Taylor Downing: Reconstructions have freed up history
From a lecture by the managing director of Flashback Television to the Institute of Historical Research media conference, in London
One of the reasons for the current appeal of history on television is its range. As factual television has invented so many new formats in recent years, from makeover gardening to reality TV, so history has reinvented itself. At the one end, we have seen the 1900 house, the 1940s house and the Edwardian country house. At the other end, we have seen The Trench – in which a group of young men were given a taste of World War One.
All these types of programmes have tried to engage with younger viewers by asking them to imagine themselves transposed back in time to a particular historical moment.

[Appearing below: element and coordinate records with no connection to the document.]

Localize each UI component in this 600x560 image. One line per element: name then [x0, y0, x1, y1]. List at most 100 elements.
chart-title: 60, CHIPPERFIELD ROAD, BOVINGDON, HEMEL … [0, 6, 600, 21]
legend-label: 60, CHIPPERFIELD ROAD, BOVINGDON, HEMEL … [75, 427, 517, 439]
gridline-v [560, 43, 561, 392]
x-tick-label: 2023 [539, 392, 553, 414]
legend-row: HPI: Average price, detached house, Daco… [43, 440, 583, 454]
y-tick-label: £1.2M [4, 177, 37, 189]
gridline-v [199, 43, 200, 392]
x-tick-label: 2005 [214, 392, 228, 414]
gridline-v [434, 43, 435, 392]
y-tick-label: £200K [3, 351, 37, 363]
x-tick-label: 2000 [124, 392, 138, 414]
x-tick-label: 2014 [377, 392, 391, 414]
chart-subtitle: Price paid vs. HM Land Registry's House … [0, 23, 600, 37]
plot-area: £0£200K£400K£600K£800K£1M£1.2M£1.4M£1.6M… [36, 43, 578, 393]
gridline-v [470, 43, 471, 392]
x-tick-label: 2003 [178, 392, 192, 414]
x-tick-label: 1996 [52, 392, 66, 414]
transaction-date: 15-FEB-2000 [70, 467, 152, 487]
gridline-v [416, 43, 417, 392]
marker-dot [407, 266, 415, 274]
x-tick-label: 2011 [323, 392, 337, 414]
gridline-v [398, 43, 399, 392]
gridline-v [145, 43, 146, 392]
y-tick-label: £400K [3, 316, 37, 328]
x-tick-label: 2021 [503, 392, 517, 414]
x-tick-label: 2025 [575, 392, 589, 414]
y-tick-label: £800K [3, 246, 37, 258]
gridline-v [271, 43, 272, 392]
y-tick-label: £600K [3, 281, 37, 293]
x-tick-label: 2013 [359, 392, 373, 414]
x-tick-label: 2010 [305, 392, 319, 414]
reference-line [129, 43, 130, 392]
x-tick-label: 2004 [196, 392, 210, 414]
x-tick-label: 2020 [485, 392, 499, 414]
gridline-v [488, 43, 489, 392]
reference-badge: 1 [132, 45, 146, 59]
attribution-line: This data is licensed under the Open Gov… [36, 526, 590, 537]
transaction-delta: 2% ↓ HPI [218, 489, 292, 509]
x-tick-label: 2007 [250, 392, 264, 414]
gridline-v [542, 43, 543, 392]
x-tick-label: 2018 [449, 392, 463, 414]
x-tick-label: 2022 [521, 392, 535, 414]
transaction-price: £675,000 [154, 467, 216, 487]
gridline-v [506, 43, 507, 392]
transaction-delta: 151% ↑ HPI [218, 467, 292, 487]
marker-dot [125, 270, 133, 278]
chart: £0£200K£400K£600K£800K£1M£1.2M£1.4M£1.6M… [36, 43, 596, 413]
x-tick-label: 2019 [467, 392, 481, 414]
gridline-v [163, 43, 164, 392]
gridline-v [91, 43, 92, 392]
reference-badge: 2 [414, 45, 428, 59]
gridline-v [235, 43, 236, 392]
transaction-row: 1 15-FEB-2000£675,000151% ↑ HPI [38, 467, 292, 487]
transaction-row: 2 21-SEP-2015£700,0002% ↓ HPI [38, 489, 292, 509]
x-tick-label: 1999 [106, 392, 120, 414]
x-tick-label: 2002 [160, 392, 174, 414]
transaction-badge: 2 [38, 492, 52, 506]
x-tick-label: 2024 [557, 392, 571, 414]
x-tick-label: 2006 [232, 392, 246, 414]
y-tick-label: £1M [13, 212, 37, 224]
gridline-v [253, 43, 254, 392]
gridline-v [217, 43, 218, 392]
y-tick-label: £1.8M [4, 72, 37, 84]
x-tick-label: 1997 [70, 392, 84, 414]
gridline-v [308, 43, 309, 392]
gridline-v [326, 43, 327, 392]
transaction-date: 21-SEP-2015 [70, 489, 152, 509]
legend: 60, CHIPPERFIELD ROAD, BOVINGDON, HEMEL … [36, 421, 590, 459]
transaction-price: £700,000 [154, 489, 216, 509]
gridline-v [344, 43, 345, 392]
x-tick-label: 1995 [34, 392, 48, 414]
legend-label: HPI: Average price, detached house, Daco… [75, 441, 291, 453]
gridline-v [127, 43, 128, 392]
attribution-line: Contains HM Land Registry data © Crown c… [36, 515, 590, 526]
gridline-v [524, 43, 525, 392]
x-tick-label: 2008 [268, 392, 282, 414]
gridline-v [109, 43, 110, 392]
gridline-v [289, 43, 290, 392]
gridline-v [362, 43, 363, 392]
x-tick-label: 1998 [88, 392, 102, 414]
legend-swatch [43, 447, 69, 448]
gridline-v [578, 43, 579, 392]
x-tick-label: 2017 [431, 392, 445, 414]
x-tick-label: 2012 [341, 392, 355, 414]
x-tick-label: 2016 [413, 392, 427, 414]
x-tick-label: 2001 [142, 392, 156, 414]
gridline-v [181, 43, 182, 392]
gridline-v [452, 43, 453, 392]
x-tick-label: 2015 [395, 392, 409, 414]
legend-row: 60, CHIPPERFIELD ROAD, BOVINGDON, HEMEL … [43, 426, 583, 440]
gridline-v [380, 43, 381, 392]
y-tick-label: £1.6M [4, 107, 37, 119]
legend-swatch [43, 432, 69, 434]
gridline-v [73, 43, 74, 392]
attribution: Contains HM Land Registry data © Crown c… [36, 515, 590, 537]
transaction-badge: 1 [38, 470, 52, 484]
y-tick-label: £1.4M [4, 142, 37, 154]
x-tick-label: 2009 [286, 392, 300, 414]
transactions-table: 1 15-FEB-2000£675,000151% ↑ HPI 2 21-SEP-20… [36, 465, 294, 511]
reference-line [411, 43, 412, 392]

Interesting and very popular though these shows have been, they usually tell us more about people today than about lives 60, 80 or 100 years ago.
Although the houses of 1900 and 1940 revealed a lot about how our grandparents and great-grandparents struggled with the realities of everyday life, The Trench told us very little about the true horror of trench warfare. BBC health and safety regulations would understandably not have permitted the use of live ammunition, the terror of a real artillery bombardment or the horror of a gas attack. "Reality television" it might be; "real history" it certainly was not.
Another way to bring the past alive is the use of reconstructions to illustrate a theme. These re-enactments can vary from life in a medieval monastery to life at the court of Elizabeth I, from a scene at the camp of Napoleon's army to one at the airfield of an RAF Spitfire squadron during the Battle of Britain.
For me, historical re-enactments on television are justifiable when they evoke the spirit of a moment, the detail of a description, or the nature of some machine or piece of technology. And although they are rarely effective in painting a broad canvas – the scale of a battle or the mood of a vast crowd – reconstructions have freed up history from the ascendancy of the archive image.